FIG. 16 is an example in which the encrypted information in FIG. 15 is decrypted.

Claims (10)

[Claims] 1. A keyword is created by combining information unique to a user and one or more selected from identification information arbitrarily set by a user, and a keyword having at least one inverse matrix using the keyword is created. A data encryption method for encrypting digital data by setting a cryptographic conversion matrix, which is a well-posed matrix, and integrating the digital data and the cryptographic conversion matrix. 2. The information unique to the user includes a user's address, name, date of birth, telephone number, ID number, password,
2. The encryption method according to claim 1, wherein at least one of the e-mail addresses is included. 3. The keyword according to claim 1, wherein an arbitrary combination determined by the user can be selected, and the keyword can be automatically updated at an arbitrary date and time determined by the user. Or the method of any one of 2. 4. The method according to claim 1, wherein an encryption matrix is automatically generated by using a keyword without being aware of the user, and information owned by the user is automatically encrypted.

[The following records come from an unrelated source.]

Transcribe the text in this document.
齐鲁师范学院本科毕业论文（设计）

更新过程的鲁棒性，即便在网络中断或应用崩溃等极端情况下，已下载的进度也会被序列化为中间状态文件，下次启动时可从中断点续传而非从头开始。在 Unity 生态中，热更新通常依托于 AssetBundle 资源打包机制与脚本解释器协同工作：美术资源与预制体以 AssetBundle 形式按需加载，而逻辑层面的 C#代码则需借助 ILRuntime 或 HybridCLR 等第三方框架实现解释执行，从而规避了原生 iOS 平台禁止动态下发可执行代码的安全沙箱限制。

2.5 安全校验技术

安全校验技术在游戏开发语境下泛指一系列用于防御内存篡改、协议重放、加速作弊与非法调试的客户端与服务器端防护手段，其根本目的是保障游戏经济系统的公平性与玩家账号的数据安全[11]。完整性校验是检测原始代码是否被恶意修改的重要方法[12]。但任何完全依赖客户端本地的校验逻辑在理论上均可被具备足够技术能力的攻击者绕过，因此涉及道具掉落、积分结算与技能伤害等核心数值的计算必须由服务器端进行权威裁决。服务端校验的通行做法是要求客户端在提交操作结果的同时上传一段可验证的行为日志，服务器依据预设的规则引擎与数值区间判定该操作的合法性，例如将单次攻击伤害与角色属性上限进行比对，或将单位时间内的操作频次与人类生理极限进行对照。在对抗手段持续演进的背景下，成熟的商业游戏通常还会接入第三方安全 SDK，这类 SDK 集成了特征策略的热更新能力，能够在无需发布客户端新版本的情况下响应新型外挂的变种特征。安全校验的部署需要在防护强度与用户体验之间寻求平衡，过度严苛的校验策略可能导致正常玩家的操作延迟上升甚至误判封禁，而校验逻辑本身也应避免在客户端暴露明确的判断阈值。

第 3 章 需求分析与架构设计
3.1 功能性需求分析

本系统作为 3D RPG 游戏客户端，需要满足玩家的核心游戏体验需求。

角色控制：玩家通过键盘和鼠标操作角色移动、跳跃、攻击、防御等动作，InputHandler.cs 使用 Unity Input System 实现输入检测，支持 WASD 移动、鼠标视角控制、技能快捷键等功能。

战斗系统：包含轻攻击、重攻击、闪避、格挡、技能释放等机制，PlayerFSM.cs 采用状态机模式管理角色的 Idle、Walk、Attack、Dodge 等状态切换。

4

4. The method according to any one of items 1 to 3. 5. The cryptographic conversion matrix is automatically generated by combining a single or a plurality of modal matrices generated from eigenvectors of a single or a plurality of appropriate matrices. The method according to any one of claims 1 to 4, wherein the data is encrypted. 6. The encryption transformation matrix automatically generates an encryption matrix using a single keyword or a plurality of wavelet transformation matrices having different basis functions, and automatically generates information owned by a user. 5. The method according to claim 1, wherein the data is encrypted. 7. The cryptographic transformation matrix includes a single or a plurality of modal matrices generated from eigenvectors of a single or a plurality of appropriate matrices, and a single or a basis function created using a keyword. The method according to any one of claims 1 to 4, wherein the method is created by combining a plurality of different wavelet transform matrices. 8. A cryptographic conversion matrix is set for each layer, and data is superimposedly converted using the cryptographic conversion matrix of the layer and the conversion matrices of all layers below the layer. A layered encryption method in which the user belonging to the system can read the encrypted data of the layer and the lower layer, but cannot read the encrypted data of the upper layer. 9. A keyword is created by combining information unique to a user and one or more selected from identification information arbitrarily set by the user, and an appropriate matrix having at least one inverse matrix using the keyword is created. Decryption of the encrypted digital data by calculating the inverse matrix of the cryptographic transformation matrix, which is a well-posed matrix, and multiplying the encrypted digital data by the inverse matrix of the cryptographic transformation matrix. Method. 10. A keyword creation unit combining information unique to a user and at least one selected from identification information arbitrarily set by the user, and at least one inverse matrix using the keyword. Appropriate matrix (well pos
data encryption means for setting a cryptographic conversion matrix, which is an ed matrix), for encrypting the digital data by integrating the digital data and the cryptographic conversion matrix, and an inverse of the appropriate matrix. A data encryption / decryption system comprising: an inverse matrix calculation unit that calculates a matrix; and data decryption means that decrypts the encrypted digital data by integrating the encrypted digital data and the inverse matrix.